$1,050,000 Settlement for Failure to Supervise Elderly
NEW JERSEY LAW JOURNAL
SUITS & DEALS
Borsai v. Somerset County Department of Transportation: The Somerset County Department of Transportation agreed to a $1.05 million settlement of a suit by an elderly man suffering from Alzheimer’s disease who was left on a bus in sweltering heat for three hours.
On June 29, 1999, Michael Borsai, now 72, was one of a number of elderly residents being transported home from the All Day Care Center in Bedminster Township. The driver, James Wilson, did not see that Borsai was still seated in the rear of the bus when he drove to the department’s parking lot at about 3 p.m. By that time, the outdoor temperature had exceeded 90 degrees and it was very humid.

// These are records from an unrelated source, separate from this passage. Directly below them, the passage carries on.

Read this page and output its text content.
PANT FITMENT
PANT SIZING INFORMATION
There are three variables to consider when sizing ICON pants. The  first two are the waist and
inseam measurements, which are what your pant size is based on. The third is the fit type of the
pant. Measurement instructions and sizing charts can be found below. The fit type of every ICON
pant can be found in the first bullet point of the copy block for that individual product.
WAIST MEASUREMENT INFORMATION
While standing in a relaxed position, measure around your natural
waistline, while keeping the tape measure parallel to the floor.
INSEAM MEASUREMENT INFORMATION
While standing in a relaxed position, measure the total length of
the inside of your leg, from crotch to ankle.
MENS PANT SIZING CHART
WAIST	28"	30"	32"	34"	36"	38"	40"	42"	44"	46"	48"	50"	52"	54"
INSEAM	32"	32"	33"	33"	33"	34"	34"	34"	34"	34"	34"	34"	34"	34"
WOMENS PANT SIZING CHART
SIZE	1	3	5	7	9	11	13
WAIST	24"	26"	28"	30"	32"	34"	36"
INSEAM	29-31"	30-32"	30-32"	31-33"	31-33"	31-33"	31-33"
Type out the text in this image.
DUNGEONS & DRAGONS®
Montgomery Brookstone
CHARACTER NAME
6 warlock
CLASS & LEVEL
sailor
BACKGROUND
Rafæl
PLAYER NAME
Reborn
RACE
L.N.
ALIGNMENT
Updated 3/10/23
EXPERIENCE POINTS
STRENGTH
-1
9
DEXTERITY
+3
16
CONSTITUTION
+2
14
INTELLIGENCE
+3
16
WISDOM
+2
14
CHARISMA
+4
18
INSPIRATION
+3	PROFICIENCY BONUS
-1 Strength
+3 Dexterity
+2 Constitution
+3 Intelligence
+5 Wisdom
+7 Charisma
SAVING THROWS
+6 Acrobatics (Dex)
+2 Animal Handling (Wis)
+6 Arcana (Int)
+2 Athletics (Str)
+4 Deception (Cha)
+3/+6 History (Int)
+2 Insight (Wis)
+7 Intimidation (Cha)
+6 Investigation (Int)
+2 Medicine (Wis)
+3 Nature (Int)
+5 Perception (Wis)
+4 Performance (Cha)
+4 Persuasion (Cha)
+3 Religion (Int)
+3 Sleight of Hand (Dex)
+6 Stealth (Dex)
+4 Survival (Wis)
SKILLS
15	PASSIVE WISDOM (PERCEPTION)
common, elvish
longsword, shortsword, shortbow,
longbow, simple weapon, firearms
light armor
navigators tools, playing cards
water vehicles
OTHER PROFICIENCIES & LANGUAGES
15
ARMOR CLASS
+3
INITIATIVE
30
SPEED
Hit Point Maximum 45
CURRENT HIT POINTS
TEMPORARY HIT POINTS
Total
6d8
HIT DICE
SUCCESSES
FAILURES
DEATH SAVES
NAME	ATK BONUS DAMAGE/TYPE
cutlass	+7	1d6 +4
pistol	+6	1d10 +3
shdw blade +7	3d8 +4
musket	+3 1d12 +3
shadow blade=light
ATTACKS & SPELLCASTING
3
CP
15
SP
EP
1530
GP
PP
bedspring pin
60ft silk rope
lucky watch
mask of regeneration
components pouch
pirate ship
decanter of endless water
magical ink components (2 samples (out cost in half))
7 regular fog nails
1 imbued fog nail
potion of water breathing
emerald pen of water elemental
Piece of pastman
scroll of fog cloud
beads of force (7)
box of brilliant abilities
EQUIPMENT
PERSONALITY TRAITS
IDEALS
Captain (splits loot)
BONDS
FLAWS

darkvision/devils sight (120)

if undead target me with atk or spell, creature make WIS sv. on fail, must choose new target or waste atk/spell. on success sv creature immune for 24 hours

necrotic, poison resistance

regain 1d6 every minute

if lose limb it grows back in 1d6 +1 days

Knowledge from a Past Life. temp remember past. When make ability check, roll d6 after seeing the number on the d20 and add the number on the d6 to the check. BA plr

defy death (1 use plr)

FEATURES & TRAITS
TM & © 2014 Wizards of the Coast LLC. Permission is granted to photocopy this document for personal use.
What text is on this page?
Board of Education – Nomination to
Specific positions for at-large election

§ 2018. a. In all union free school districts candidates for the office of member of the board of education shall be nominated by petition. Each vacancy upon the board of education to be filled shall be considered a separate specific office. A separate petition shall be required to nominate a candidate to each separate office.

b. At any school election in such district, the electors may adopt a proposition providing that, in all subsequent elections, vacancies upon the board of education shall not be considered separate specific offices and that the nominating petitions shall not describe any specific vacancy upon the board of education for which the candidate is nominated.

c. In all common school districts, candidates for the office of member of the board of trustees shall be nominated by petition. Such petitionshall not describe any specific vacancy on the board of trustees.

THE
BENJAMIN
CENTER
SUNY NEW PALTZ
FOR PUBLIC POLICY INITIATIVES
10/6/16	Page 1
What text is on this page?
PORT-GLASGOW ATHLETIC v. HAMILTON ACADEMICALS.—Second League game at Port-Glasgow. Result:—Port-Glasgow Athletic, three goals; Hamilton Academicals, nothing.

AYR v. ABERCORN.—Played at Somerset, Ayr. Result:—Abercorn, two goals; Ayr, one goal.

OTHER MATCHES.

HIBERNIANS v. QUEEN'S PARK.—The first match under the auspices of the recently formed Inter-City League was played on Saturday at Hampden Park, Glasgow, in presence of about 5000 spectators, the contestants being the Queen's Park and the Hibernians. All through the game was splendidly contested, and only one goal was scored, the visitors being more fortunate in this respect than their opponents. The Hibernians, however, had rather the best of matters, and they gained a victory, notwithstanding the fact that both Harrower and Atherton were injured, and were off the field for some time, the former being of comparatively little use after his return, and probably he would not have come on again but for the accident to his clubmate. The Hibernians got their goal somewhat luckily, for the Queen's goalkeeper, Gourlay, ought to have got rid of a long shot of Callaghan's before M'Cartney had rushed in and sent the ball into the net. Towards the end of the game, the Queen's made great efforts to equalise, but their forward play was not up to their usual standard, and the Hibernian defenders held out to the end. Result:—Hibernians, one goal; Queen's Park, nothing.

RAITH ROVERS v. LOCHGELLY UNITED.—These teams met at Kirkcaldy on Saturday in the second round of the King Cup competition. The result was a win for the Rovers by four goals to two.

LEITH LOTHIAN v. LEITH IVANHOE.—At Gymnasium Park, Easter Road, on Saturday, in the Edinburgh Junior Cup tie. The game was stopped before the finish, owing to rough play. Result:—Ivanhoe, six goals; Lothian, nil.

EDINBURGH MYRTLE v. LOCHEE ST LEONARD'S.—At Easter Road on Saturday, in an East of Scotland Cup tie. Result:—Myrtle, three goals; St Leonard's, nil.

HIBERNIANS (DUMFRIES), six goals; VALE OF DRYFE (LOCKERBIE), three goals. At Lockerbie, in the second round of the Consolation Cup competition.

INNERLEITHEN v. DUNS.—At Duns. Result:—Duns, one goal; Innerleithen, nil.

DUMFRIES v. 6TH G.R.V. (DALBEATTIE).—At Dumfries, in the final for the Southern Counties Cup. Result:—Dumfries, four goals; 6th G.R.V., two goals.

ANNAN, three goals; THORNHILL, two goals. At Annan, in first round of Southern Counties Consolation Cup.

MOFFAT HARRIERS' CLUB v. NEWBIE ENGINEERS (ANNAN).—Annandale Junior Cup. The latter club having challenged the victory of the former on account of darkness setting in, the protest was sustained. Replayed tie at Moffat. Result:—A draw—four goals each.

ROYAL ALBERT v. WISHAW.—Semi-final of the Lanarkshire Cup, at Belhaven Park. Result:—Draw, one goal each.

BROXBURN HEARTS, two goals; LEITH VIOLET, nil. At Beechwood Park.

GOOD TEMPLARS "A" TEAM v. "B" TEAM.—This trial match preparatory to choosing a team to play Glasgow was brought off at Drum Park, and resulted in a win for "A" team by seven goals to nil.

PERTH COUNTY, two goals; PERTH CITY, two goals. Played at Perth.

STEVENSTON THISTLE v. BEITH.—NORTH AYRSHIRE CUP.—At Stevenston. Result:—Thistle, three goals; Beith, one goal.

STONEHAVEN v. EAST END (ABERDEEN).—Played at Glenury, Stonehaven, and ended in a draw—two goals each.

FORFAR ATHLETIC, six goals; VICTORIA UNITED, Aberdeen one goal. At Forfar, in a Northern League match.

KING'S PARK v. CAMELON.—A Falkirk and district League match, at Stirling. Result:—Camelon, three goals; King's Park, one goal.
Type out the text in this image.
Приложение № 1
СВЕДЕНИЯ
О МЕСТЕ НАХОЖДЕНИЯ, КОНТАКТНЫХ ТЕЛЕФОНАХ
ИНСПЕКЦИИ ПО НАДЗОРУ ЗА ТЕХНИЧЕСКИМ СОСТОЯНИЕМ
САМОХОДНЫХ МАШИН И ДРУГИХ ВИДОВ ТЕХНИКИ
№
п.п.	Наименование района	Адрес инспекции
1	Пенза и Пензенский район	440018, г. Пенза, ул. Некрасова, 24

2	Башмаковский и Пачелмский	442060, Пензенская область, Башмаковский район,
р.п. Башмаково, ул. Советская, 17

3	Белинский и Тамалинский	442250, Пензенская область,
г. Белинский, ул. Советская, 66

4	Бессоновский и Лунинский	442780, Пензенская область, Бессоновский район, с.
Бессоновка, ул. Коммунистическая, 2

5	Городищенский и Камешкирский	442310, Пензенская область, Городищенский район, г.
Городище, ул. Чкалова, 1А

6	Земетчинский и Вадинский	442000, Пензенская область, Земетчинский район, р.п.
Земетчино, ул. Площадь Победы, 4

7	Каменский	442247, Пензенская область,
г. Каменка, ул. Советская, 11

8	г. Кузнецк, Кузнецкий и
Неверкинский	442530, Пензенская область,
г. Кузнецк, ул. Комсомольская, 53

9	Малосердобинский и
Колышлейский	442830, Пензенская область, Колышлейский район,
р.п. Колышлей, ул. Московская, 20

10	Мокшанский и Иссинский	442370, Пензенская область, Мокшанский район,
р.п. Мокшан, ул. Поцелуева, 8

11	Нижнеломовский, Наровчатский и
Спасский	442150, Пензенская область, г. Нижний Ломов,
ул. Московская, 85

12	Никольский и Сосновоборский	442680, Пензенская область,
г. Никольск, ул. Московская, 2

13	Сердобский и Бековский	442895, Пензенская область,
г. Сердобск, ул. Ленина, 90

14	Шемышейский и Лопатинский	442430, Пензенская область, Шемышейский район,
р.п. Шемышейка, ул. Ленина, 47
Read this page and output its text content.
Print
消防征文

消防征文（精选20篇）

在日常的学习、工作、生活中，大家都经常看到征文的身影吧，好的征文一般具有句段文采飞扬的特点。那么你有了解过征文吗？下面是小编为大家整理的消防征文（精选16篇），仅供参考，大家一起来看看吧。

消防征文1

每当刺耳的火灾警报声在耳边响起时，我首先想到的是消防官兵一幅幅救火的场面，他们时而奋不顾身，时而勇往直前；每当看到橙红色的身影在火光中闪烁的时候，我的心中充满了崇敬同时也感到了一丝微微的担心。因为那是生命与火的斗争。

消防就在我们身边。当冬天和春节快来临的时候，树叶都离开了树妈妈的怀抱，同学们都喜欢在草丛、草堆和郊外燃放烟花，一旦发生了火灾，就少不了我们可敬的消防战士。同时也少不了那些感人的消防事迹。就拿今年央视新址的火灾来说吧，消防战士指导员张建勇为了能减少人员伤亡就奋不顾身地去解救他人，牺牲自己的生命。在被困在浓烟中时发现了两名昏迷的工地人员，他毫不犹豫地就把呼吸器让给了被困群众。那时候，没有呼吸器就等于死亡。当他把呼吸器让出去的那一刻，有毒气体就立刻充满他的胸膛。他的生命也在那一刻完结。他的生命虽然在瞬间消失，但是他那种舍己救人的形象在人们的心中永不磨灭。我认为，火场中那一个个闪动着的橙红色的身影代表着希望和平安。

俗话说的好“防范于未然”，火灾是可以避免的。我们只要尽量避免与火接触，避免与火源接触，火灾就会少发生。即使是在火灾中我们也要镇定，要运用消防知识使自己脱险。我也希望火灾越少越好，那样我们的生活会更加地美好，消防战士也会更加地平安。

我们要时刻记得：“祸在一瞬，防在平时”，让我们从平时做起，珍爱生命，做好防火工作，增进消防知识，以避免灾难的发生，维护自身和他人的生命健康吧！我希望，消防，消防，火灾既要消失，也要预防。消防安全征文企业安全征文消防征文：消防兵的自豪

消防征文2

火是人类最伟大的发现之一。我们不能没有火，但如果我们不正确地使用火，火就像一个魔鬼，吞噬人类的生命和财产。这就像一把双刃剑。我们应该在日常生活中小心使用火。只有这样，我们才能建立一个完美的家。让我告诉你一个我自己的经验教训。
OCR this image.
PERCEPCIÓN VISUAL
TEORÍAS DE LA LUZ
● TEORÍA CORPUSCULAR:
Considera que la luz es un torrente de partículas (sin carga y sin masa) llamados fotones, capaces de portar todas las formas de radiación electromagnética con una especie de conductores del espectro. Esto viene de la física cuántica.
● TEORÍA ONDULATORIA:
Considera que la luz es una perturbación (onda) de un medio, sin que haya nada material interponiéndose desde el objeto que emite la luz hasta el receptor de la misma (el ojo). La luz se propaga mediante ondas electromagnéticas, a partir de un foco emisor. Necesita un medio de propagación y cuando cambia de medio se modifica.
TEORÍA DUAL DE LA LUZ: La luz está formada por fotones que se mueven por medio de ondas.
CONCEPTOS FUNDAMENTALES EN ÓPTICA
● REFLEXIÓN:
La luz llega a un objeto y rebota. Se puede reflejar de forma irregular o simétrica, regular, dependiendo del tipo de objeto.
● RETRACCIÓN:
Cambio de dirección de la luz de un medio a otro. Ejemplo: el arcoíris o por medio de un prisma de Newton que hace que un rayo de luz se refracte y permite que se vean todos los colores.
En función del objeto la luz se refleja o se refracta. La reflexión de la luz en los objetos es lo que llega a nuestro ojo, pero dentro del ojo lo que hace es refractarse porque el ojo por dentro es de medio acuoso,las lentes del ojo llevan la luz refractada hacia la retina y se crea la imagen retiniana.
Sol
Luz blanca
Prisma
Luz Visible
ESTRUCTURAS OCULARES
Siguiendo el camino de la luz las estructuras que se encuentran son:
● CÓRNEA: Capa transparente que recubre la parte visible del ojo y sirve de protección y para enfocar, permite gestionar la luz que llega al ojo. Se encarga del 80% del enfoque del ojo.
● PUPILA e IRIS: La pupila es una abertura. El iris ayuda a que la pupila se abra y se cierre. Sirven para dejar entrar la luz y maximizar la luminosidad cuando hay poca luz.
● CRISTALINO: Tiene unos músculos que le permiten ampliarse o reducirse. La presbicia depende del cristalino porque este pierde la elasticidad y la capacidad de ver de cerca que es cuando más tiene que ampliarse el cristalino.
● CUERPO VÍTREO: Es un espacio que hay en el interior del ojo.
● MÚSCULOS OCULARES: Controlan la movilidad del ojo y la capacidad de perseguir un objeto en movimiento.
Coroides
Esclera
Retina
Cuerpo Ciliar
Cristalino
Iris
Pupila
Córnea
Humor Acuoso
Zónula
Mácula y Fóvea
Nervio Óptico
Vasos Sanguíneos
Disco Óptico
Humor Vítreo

Wilson left the bus, but Borsai, because of the advanced state of his Alzheimer’s condition, was unable to leave the bus by himself, says his lawyer, Barry Eichen, a partner at Edison’s Eichen Crutchlow Zaslow, LLP. Another Department employee spotted Borsai in the bus about three hours later.
Borsai was taken to St. Peter’s University Hospital in New Brunswick where doctors discovered that his existing vascular problems had been exacerbated by the heat and that he had developed a blood clot in a thigh. He spent three weeks in the hospital.
Wilson was fired shortly thereafter. The settlement was reached on November 30, 2001. A trial had been scheduled to begin last Monday before Somerset County Superior Court Judge Helen Hoens.
The transportation department was represented by Scott Rodgers, a partner at Somerville’s Miller Robertson and Rodgers. He did not return telephone calls seeking comment.